3denpa

Reasons why AI can't be your friend.

Ever since I was a kid, I enjoyed many ideas relating to science fiction. Ideas like: Being able to enter the computer, virtual reality, being able to create something like a piece of art just with your imagination, or being able to talk to the computer. It would have been wonderful if computers could be your friends, I though, and mind you, I was not a lonely kid; I just thought it would be very cool. Nowadays, AI can reply to you and create plenty of things, even though those things end up being mediocre most of the time. It is in this same way that AI is also a mediocre friend. But why?

1. AI does what you tell it to, it agrees to what you say, and only disagrees if you tell it to disagree.

Real people don't always share the same viewpoint, you will argue with your friends about pointless things, and have minute differences in taste. AI on the other hand, tends to be very accepting, unless you prompt it to not be. Having someone who regurgitates what you tell it is very boring, programming AI to have a particular taste without coming as "random" is very difficult; taste is a type of consistency with exceptions to exceptions. People have a huge amount of reasons to like or dislike something, and sometimes they are not aware of the particular reason why they may like what they like.

2. AI is not proactive, it is reactive.

AI will not message you one day talking about some random thing they found. They will not ask you to do something with them, or ask you about a game or a movie. They will not get mad at you when you don't respond, even if that is an annoying trait in humans, it is part of being a human. We don't have limitless time on this earth, we don't like wasting time just waiting. AI will always wait for your reply, in fact, the AI doesn't do anything until you reply. They will never find stuff to talk about or want to comment on, it will always wait for you to bring something up or give you a suggestion to talk about something else if prompted.

3. AI doesn't make mistakes, it lies.

If your AI has access to the Internet, then it is unlikely to be wrong. That is an issue in itself, people can be wrong.
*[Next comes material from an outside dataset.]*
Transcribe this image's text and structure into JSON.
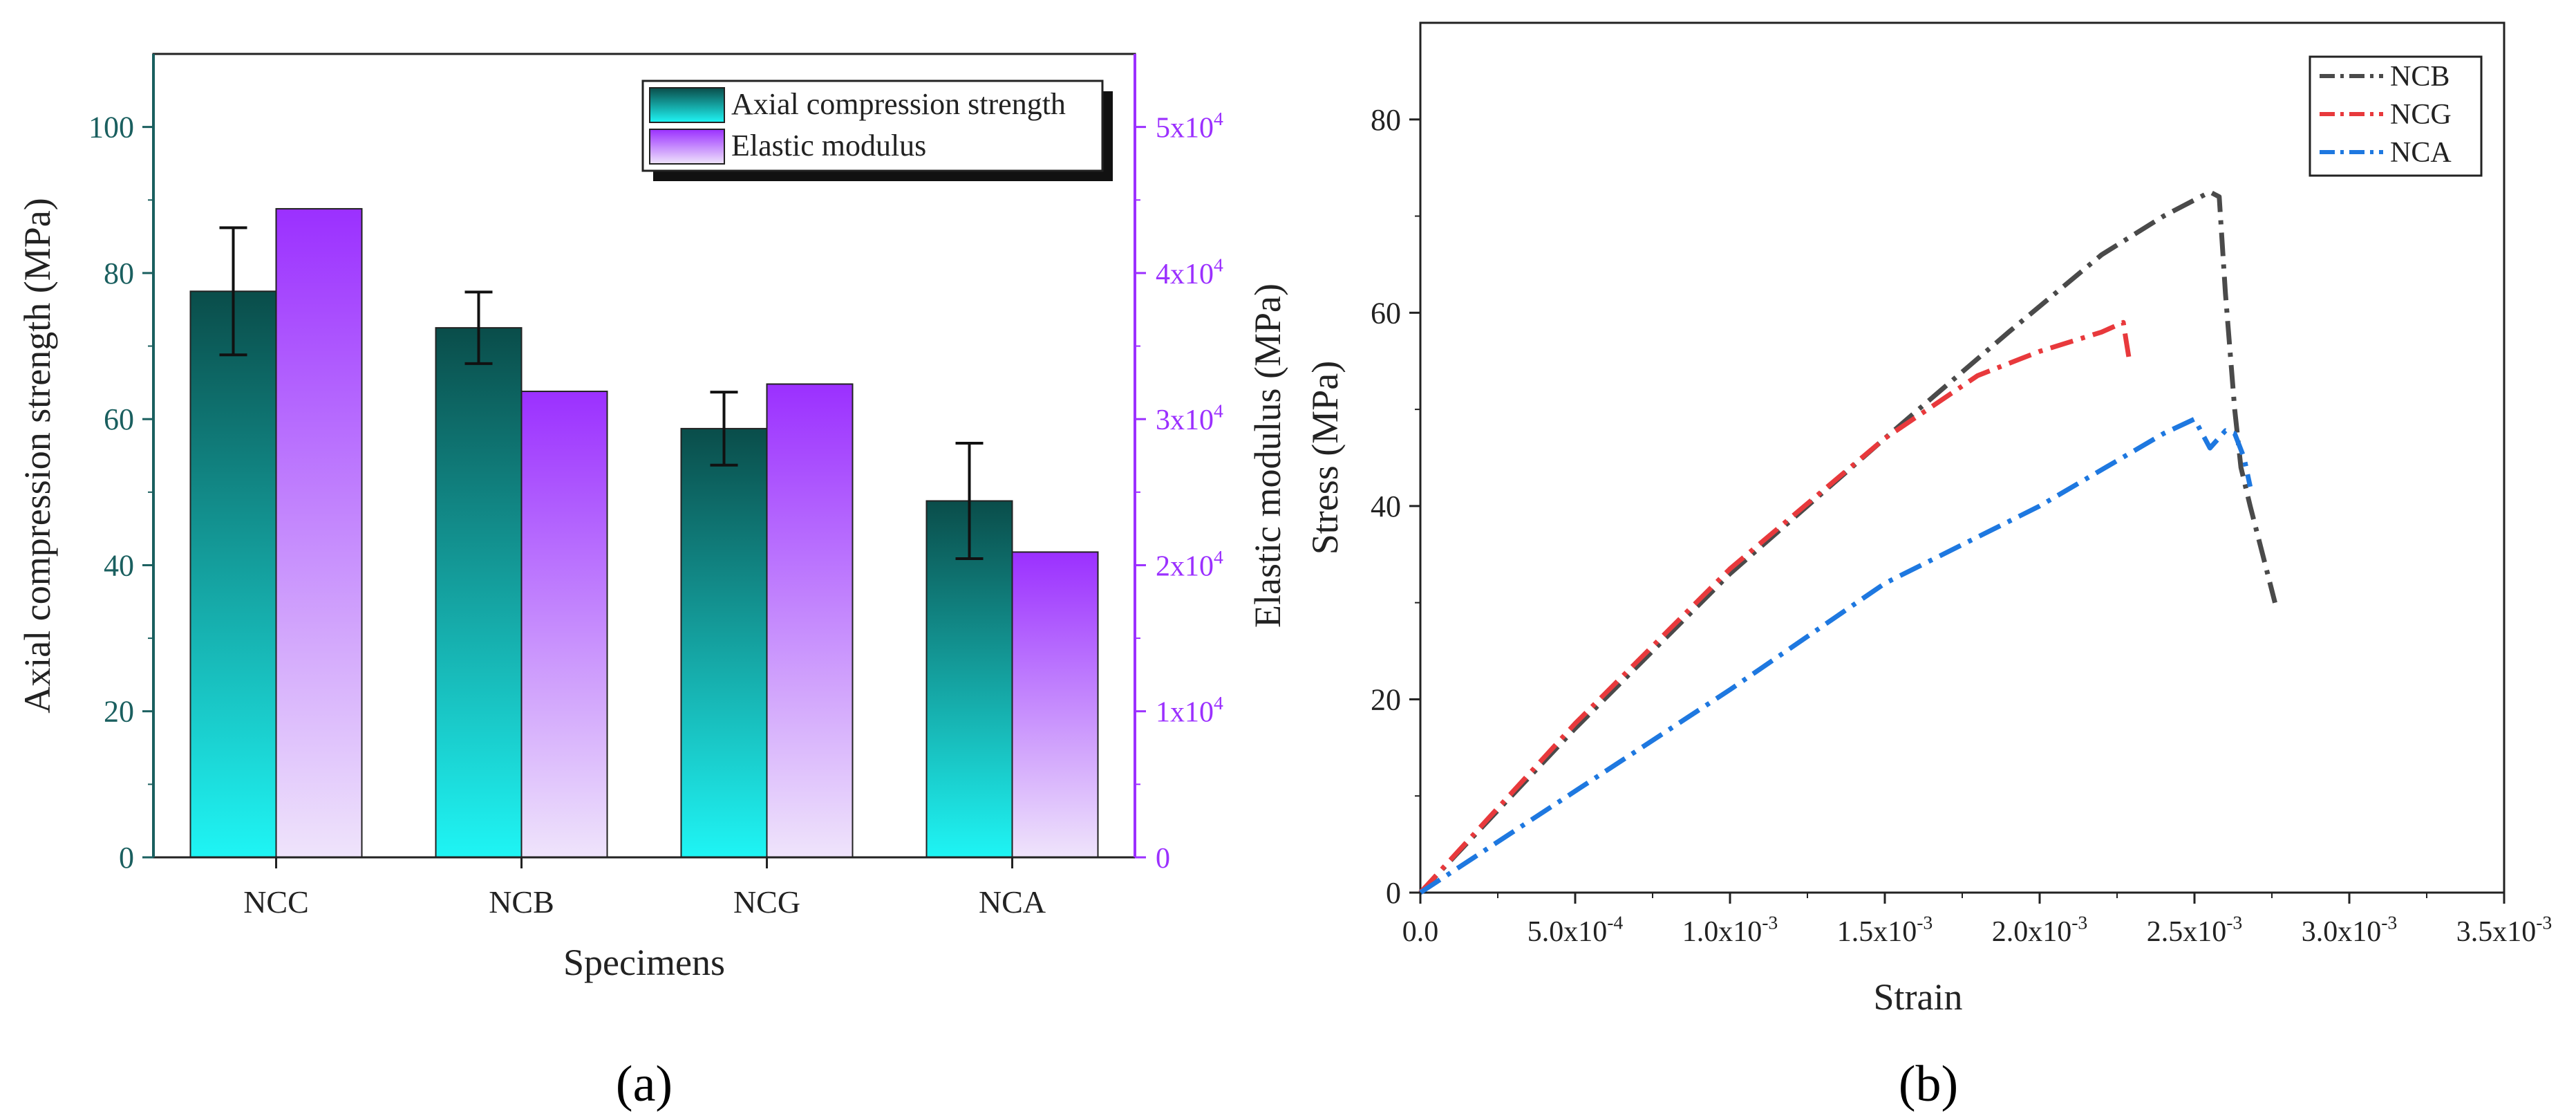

If your AI doesn't have access to something, like, something new that happened, it will simply lie. That's bad, people don't pretend to know about something they don't know about, unless there is some kind of social pressure to do so. In fact, a lot of conversations with people are talking about things the other person doesn't know about. And that brings us to...

4. AI cares, it cares too much.

If AI asks you about something that it doesn't know about, it will keep asking questions, it will be completely interested in what you have to say and will believe you 100% or keep re-stating that it is unaware. That's not how people work, sometimes the person you are talking to doesn't care, and they just want to switch to another topic as quickly as possible. Sometimes your friends will not believe you when you tell them something and will end up searching it up themselves, that's perfectly normal. This is also a part that relates to "taste"; it is the interests of the AI, we don't care about everything equally. If someone I'm talking to gets something wrong, but I think it is something trivial, instead of correcting them, I'll just let them be wrong.

5. A plethora of limitations.

AI is somewhat in its infancy and, at the same time, near death. The developers of AI are too focused on making the AI more capable of being AI but not more capable of acting like a person. They relegate the entire process into the AI aspect, more memory, more speed, more accuracy. Instead, they should focus on systems of memory — callbacks to words and events through keywords saved in storage, a soft-memory, thing that are not remembered until suddenly they are, like real human memory. Of course, there are many other issues, like the many systems it would require AI to be able to have more interactions than simple conversation and even simulate a state of being akin to a human. It is evident that at some point AI, to be like us, will have to consume like us, so it can relate to us. And all of that under one shared system that acknowledges each individual sub-system. And the objective is not even to make a human, oh, that would be impossible, the objective is to "make something that seems human" — and it is already this complicated.

Could it be done in the future? Maybe. But right now I disagree, a lot of what makes AI human now is heavy lifting done by the imagination. We imagine AI human, but only until we realize it is not, until we see its quirks and we get bored. That's why AI has to be contextualized as a character, it is a type of suspensions of disbelief, and only then we can start thinking of it as "more real", because we start to fill in the gaps of what the "character" could be like. We interpret a nonsensical answer as some type of emotion, or their endless caring as stubbornness.

I am not against the idea of the "AI friend", I just think it is unlikely to happen, even if corporations try to sell the possibility as reality. There is a limit to what AI can do without human ingenuity.